If any of my three went on a sleepover I always told them they could ring me to pick them up - no matter what time. Dd went on a sleep over then she was about 14. She was very quiet when I picked her up the next morning. Eventually she told me that the father and daughter had a bust up and the dad lost his temper totally and was violent so the two of them just stayed in the bedroom well away from him. I wish she'd phoned me. It really affected her. Perhaps there's some behaviour that happens that in the home that your son doesn't like? Just a point of view.

Macinae · 08/03/2023 08:26

Just let him do what he's comfortable with. It's a good message to teach your child that they can set boundaries and that those boundaries should be respected.

I never wanted to sleep over anyone else's house until I was around 12.
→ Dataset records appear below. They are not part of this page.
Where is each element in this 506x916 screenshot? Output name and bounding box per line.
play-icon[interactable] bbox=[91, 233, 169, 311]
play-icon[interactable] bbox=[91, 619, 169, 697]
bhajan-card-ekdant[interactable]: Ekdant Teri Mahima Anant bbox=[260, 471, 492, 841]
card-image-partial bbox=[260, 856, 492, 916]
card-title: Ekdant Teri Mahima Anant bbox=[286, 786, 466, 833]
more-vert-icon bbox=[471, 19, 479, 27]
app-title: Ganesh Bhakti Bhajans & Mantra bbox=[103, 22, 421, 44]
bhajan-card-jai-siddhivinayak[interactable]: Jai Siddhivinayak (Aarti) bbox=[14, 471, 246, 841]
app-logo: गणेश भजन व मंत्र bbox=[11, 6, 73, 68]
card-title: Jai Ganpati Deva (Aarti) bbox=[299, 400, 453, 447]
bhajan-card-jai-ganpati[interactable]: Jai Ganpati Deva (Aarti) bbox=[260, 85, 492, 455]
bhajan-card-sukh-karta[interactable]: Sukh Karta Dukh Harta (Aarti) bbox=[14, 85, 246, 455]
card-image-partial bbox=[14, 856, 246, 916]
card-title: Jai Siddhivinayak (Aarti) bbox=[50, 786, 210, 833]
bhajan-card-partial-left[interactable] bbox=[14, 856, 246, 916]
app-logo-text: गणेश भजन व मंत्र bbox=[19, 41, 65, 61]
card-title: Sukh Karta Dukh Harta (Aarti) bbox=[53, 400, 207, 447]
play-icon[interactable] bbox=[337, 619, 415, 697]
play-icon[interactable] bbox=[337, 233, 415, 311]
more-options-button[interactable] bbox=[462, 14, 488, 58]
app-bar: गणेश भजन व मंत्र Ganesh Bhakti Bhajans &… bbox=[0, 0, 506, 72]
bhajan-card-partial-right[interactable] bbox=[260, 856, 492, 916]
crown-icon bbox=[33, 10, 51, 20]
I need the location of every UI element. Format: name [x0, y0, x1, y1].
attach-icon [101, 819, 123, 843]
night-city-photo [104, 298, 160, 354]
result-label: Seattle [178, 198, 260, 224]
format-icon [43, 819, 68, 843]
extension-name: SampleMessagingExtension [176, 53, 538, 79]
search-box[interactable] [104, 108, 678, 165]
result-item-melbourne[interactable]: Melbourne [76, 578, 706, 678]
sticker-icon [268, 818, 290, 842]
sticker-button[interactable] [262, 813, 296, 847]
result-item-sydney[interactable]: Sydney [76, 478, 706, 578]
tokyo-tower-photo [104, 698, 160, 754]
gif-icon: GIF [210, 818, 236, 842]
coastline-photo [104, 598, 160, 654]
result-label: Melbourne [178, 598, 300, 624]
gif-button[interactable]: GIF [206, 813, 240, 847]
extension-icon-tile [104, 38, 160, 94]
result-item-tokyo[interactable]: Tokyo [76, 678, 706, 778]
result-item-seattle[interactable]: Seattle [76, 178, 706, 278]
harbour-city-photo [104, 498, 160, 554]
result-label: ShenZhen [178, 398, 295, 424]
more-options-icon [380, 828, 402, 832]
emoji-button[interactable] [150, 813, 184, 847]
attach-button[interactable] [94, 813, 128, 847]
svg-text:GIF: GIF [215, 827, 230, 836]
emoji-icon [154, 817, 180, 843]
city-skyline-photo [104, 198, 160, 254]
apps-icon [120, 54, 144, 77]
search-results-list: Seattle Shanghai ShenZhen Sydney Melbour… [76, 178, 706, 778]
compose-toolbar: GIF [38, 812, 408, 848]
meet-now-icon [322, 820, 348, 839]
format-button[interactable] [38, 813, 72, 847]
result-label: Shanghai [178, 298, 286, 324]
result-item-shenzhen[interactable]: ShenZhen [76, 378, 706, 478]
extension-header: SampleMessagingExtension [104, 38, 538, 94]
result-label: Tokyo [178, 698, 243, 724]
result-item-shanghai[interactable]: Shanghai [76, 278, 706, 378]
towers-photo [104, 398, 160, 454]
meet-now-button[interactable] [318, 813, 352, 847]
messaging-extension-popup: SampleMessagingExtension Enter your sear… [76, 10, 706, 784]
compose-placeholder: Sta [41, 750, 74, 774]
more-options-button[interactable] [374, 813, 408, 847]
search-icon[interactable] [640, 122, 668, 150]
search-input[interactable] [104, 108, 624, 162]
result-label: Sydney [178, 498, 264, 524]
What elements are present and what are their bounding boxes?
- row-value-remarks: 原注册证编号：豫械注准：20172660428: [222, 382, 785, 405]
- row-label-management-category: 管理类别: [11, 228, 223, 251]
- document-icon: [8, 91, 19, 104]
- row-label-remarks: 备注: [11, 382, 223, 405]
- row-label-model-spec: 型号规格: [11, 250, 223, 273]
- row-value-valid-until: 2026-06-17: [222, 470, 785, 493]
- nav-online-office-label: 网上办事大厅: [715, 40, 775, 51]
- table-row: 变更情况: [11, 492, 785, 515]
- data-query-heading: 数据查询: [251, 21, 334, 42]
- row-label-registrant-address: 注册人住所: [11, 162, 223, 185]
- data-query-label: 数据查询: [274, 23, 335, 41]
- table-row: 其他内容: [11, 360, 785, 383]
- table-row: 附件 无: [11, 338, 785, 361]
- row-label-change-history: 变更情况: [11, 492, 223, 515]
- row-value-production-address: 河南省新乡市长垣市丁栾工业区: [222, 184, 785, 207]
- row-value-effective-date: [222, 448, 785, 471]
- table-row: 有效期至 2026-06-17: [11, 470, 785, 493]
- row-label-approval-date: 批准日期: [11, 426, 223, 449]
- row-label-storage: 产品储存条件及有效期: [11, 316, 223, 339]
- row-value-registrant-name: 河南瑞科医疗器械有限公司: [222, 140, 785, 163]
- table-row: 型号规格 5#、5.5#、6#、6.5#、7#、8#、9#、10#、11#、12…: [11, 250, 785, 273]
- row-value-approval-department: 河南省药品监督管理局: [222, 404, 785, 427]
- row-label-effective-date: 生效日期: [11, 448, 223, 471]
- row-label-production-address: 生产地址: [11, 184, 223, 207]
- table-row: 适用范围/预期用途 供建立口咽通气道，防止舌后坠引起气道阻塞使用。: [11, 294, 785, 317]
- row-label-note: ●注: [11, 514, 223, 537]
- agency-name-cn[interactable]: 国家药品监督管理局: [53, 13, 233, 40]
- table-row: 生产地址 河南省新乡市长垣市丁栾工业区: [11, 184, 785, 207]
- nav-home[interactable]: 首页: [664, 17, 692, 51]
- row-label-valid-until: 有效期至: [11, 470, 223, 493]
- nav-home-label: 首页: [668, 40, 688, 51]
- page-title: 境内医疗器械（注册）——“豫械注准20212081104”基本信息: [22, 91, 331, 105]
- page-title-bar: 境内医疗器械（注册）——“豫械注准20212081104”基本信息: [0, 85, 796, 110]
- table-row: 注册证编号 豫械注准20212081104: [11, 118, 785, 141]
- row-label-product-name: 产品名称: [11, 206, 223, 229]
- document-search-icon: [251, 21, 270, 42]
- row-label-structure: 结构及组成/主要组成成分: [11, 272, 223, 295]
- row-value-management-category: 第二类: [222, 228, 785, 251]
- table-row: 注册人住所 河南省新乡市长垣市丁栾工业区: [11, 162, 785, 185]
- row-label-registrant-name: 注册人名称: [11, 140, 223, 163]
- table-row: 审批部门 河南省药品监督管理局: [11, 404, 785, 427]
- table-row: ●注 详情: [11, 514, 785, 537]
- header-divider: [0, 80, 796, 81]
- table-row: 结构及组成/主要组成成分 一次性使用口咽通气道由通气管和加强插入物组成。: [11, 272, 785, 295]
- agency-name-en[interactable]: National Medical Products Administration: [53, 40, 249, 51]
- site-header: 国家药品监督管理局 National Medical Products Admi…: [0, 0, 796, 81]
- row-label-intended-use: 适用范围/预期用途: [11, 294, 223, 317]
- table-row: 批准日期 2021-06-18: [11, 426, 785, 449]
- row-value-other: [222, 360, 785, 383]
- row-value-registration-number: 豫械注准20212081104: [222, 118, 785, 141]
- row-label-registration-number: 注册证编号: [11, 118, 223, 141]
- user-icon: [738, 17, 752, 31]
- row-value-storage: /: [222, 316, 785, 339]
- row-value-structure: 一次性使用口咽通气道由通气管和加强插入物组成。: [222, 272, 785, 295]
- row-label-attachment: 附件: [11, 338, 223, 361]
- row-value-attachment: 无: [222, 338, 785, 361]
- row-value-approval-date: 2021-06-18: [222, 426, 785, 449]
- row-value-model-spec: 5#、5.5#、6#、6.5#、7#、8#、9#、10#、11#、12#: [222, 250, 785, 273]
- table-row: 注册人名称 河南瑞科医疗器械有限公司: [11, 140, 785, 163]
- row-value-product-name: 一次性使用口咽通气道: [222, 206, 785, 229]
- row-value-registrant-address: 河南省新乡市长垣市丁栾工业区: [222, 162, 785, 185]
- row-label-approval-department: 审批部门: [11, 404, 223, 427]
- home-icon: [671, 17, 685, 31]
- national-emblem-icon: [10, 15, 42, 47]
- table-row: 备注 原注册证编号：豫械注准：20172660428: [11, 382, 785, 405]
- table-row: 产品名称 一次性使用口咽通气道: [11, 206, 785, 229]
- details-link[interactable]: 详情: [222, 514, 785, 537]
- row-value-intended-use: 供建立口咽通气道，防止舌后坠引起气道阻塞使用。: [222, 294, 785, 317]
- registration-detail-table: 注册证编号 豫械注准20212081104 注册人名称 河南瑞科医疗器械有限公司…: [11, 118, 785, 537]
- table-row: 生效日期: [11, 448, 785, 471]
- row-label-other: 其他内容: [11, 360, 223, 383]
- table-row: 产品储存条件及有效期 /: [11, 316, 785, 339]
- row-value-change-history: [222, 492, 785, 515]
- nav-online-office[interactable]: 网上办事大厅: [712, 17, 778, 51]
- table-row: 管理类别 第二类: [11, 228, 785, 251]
abi9396 · 09/03/2023 09:48

we visited mil at the weekend and she brought up about staying the night and my son said no again. We had a good chat with her and I said it’s completely my sons choice if he wants to stay or not. I said I’m more than happy for him to stay if he wants to and if he doesn’t then I will not force him. My partner now sees his mistake in trying to force him and has agreed it’s his choice. I just said maybe when he’s older he may change his mind but until then just to leave and stop nagging about it and they agreed and sort of seen point.

OP posts:
LemonJuiceFromConcentrate · 09/03/2023 09:59

Oh that’s really promising op. Thanks for coming back to update.